INFO BFMTV. "Une atteinte à la dignité de la personne": des avocats demandent une réaction du Conseil d'État après l’appel d’Arno Klarsfeld à de "grandes rafles" d’étrangers
Le juriste franco-israélien Arno Klarsfeld participe à une conférence sur l'antisémitisme à Jérusalem le 27 mars 2025. - MENAHEM KAHANA
Un collectif d’avocats demande une réaction forte au Conseil d’État après l’appel de son conseiller, Arno Klarsfeld, à de "grandes rafles" d’étrangers en France, selon nos informations.
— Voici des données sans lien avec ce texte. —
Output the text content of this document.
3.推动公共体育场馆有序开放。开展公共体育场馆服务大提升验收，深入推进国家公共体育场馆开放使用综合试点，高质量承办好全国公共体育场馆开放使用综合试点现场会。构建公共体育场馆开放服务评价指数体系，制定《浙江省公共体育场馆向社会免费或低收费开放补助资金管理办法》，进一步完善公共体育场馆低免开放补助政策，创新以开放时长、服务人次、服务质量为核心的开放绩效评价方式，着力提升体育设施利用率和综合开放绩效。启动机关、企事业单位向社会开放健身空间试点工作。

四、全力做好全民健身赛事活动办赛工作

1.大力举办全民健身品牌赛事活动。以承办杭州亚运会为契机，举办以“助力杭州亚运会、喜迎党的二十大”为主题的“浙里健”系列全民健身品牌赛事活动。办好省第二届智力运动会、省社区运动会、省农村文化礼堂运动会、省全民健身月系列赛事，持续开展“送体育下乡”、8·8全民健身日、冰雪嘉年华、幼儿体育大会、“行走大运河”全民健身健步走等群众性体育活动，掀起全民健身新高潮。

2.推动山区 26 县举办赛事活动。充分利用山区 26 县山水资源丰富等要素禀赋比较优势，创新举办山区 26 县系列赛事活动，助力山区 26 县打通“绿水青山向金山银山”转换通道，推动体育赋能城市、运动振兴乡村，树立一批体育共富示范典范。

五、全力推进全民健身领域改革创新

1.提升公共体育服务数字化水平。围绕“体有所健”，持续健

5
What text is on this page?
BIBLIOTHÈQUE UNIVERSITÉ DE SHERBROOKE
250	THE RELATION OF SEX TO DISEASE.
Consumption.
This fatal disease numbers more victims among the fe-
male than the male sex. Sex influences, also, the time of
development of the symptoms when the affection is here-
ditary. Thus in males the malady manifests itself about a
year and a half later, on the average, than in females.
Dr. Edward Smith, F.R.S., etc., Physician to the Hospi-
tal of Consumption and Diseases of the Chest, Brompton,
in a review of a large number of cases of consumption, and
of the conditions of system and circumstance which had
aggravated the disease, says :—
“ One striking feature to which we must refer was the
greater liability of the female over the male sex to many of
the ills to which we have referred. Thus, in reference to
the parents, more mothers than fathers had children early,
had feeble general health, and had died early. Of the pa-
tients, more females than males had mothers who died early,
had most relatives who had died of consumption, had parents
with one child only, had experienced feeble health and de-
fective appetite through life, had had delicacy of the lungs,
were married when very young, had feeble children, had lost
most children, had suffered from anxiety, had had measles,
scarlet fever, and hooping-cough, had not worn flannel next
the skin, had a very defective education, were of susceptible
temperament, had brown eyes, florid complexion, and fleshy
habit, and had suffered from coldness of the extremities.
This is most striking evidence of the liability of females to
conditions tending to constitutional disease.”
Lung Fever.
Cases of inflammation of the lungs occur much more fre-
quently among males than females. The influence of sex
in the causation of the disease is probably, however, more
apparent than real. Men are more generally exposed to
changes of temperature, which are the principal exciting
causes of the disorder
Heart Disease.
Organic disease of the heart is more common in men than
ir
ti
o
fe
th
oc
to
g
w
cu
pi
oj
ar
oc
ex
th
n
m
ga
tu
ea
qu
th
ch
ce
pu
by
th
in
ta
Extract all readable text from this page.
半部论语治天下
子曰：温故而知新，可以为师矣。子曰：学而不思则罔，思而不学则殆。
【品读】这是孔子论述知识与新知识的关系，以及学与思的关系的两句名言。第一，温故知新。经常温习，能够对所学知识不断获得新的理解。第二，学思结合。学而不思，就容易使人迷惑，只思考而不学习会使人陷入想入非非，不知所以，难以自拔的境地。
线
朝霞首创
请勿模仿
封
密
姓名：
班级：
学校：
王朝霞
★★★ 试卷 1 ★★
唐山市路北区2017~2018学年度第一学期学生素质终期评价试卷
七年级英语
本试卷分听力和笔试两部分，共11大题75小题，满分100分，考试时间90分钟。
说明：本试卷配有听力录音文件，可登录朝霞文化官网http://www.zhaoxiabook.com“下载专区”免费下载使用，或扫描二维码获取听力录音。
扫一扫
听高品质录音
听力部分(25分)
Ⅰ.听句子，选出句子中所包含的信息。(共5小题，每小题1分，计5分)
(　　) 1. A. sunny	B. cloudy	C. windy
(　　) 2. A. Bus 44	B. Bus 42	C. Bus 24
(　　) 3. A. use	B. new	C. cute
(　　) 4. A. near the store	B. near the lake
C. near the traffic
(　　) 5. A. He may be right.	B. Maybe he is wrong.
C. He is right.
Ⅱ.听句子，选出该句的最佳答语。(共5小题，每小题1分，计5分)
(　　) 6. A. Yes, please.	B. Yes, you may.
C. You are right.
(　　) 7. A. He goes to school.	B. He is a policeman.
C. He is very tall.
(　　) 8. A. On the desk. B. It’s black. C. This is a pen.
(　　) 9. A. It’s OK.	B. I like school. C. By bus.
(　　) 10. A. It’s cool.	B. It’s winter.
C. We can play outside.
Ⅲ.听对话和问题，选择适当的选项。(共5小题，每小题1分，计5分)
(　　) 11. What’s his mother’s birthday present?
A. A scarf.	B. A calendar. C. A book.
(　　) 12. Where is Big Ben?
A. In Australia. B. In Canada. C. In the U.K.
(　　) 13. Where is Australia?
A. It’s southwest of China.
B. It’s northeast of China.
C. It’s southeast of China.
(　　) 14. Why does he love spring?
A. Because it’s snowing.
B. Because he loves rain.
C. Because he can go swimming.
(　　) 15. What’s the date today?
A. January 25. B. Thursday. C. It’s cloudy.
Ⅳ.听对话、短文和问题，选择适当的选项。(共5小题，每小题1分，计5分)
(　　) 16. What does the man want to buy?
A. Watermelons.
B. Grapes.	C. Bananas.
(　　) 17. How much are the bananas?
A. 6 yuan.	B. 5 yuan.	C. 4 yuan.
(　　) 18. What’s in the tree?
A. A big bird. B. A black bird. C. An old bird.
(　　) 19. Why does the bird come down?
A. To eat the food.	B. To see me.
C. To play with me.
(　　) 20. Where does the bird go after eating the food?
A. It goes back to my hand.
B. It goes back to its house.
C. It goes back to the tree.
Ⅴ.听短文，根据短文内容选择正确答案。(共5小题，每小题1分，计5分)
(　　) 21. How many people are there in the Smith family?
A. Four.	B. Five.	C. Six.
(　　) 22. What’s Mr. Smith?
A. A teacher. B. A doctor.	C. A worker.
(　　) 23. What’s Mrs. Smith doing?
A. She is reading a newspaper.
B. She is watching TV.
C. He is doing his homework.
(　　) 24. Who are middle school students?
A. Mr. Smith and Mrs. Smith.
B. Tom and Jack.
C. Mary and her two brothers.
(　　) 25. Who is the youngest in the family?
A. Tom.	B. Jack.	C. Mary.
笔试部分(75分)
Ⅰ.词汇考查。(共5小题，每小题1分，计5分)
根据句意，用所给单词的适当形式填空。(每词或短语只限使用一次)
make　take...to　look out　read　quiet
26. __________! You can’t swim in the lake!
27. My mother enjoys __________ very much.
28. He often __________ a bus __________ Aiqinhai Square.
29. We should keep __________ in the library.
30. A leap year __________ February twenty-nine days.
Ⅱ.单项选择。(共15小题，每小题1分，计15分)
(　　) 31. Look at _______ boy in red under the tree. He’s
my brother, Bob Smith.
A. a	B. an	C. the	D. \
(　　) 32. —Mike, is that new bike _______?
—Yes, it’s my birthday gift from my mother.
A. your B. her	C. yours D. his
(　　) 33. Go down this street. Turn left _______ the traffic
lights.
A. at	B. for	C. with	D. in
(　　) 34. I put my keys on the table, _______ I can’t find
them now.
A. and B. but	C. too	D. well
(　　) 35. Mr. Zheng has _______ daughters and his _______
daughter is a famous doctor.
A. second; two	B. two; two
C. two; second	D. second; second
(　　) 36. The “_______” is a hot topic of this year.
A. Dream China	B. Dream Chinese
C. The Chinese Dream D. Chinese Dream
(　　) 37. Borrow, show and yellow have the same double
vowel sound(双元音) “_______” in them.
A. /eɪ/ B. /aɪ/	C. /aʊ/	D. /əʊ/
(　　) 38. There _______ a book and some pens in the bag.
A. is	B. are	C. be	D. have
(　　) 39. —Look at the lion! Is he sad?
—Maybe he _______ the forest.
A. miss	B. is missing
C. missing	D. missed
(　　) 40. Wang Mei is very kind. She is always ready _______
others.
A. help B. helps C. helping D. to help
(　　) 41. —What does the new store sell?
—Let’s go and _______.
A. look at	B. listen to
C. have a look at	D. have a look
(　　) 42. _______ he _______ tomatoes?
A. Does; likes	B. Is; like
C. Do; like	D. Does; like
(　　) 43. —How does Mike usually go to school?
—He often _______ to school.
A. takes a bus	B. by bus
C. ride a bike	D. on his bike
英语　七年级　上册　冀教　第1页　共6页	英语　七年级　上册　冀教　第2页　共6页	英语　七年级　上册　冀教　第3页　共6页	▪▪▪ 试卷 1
L’ex-avocat, devenu conseiller au Conseil d’État, "est un agent public, à ce titre soumis à des obligations déontologiques", dénoncent-ils dans un courrier consulté par BFMTV, et adressé ce mercredi 28 janvier au vice-président de la plus haute juridiction administrative, Didier-Roland Tabuteau.
Or Klarsfeld a tenu propos qui "violent la déontologie", arguent-ils. "C'est compliqué de se débarrasser de tous les asociaux qui sont OQTF (…) Si on veut se débarrasser des OQTF, il faut organiser comme fait Trump avec ICE [la police de l'immigration, ndlr], des sortes de grandes rafles un peu partout", avait déclaré le fils des chasseurs de nazis Beate et Serge Klarsfeld, dimanche 25 janvier, sur CNews.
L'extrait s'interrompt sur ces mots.